Chapter 4: First functional deployments
After installing the infrastructure and configuring all the elements (Kafka, MongoDB, Kubernetes, ElasticSearch…) to be highly available and resilient, the first domains have been deployed and the next ones are becoming ready to be developed. The project is scheduled to have 3 major milestones:
- Read-only platform (prices, products, searcher, promotions…)
- Checkout platform (user accounts, cart and checkout process)
- Final project (technical tweaks and non-functional testing – performance, resiliency)
Frontend
The project has two frontend components: one for the administrative back office and another one for the actual e-commerce platform. Only the last one will be visible to the user when purchasing items.
Right now, only the e-commerce one is being developed. I expect the back office to be ready for the last milestone. With that being said, the e-commerce frontend is up-to-date with the backend. Although I am now being both a frontend and backend developer, both projects live in isolation.

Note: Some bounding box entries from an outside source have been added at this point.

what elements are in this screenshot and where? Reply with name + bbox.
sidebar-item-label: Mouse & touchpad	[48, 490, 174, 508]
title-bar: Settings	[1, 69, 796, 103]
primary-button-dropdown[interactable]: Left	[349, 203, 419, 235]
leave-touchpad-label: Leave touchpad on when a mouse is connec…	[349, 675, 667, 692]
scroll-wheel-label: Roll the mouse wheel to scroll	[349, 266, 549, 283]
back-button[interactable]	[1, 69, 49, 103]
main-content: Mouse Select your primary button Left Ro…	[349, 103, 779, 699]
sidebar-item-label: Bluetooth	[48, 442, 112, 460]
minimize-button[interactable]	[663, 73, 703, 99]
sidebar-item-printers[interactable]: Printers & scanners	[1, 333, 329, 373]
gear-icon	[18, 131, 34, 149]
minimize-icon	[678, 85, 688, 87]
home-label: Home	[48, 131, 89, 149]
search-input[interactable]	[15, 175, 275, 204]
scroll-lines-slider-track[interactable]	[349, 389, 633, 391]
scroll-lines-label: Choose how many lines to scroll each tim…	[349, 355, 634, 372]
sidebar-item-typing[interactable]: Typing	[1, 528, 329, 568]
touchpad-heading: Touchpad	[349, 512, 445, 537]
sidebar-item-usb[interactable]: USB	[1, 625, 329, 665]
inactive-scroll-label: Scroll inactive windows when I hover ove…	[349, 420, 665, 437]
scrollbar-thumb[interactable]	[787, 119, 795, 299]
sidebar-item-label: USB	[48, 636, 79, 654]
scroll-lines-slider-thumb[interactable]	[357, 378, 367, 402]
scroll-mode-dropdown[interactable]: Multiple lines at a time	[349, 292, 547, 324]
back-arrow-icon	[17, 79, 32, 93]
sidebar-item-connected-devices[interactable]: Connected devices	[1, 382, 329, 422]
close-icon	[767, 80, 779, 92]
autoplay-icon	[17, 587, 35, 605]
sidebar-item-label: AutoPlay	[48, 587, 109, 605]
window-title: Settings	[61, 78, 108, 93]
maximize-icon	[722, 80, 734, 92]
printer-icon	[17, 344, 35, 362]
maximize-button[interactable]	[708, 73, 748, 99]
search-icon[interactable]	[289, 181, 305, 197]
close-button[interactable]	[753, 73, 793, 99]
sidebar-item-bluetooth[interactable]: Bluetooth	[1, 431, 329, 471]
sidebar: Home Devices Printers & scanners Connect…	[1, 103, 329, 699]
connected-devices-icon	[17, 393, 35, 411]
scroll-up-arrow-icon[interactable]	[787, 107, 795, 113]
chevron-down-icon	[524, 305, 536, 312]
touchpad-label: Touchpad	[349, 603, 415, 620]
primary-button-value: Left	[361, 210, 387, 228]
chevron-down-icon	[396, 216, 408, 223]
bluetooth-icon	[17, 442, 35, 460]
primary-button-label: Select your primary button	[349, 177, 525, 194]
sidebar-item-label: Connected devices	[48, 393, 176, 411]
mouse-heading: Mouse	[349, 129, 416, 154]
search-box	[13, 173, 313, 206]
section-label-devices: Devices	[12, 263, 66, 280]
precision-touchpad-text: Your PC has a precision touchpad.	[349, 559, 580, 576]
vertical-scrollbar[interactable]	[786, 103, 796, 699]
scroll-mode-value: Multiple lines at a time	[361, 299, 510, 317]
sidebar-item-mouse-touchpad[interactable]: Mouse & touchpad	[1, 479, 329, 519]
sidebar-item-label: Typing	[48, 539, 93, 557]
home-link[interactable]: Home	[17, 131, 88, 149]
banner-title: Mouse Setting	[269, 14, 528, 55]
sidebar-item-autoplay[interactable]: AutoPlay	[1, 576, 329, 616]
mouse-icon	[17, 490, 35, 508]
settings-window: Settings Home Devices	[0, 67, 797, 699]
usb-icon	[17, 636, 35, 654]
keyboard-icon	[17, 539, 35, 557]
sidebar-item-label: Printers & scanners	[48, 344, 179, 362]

To achieve this isolation, I created a mock of all available endpoints in the backend. As long as the API contract is the same in both the backend and the mocked one, the only integration problems that shall occur are if the URIs are not valid or the backend does not answer.
SmartyCore
After developing multiple microservices, all of them can be characterised in a small subset of types. These types correspond to the underlying technologies the microservice needs (Kafka, API, ElasticSearch, library…). All microservices is compounded by one or more of these types and each type follows the same pattern for its dependencies, the code components it needs, etc…
How I realised this was a fact was after building my 4th Kafka-MongoDB Microservice and having copied the same code from one to another and having to fix issues in all of them at once. The copy-paste technique is valid if the code is in a few code projects, but in my case was no longer an option.
So, how I proceeded? I analysed how the code was in all of them and extracted the common aspects, including the dependencies of that code, into a middleware between the code and between the infrastructure and Spring. The extracted code ended in a Gradle project, with a submodule for each type (Kafka, API, elastic…). That Gradle Project also has a submodule for a Gradle Plugin that adds all the dependencies, including the extracted code.
smartycore {
api = true
microservice = true
mongodb = true
}
So, now a microservice only needs to add a Gradle Plugin and provide its types with a snippet similar to the one above. With that, all dependencies and helpers get imported magically. The first clear impact is the performance, now a new microservice is developed and deployed much, MUCH faster.
Backend
Finished domains
I started with the easier domains so I can handle the errors in a proper way, rather than in the most complex domains. So, right now, the system can handle products and prices, which are stored in MongoDB. The products are also indexed in an ElasticSearch.
The products and prices are received via Kafka, then processed and stored in the database. After it is stored, the API can provide the data and the frontend display it.
Just-designed domains
The first complex domain is the promotion domain, as it needs information from both products and prices. I did an initial design and refined it to fix the design issues. After that and being in a dead-end, I started from scratch and now I have two designs. I am analysing both designs and picking the best elements from each one.
Product image storing
The product images were also a headache, not because of the difficulty, but because of the many available options to store them: a database, a stateful set of K8S, NFS…
After writing the advantages and disadvantages of each model, I decided to store the images in GridFS inside MongoDB. Why? First, because I already had a MongoDB cluster. Secondly, because I needed resilience and high availability and how I set up MongoDB this is straightforward.
Next steps
Now, I have near 10 microservices deployed in the staging environment. The next steps will be the promotion domain and its integration in the frontend and deploying everything in the preproduction environment so I can perform the performance tests.
What is the “Diary of a Master Thesis”?
Starting December 2020, I decided to collect in a series of posts on LinkedIn my progress in the Master Thesis, a distributed e-commerce platform. It is supposed to be defended in September 2022.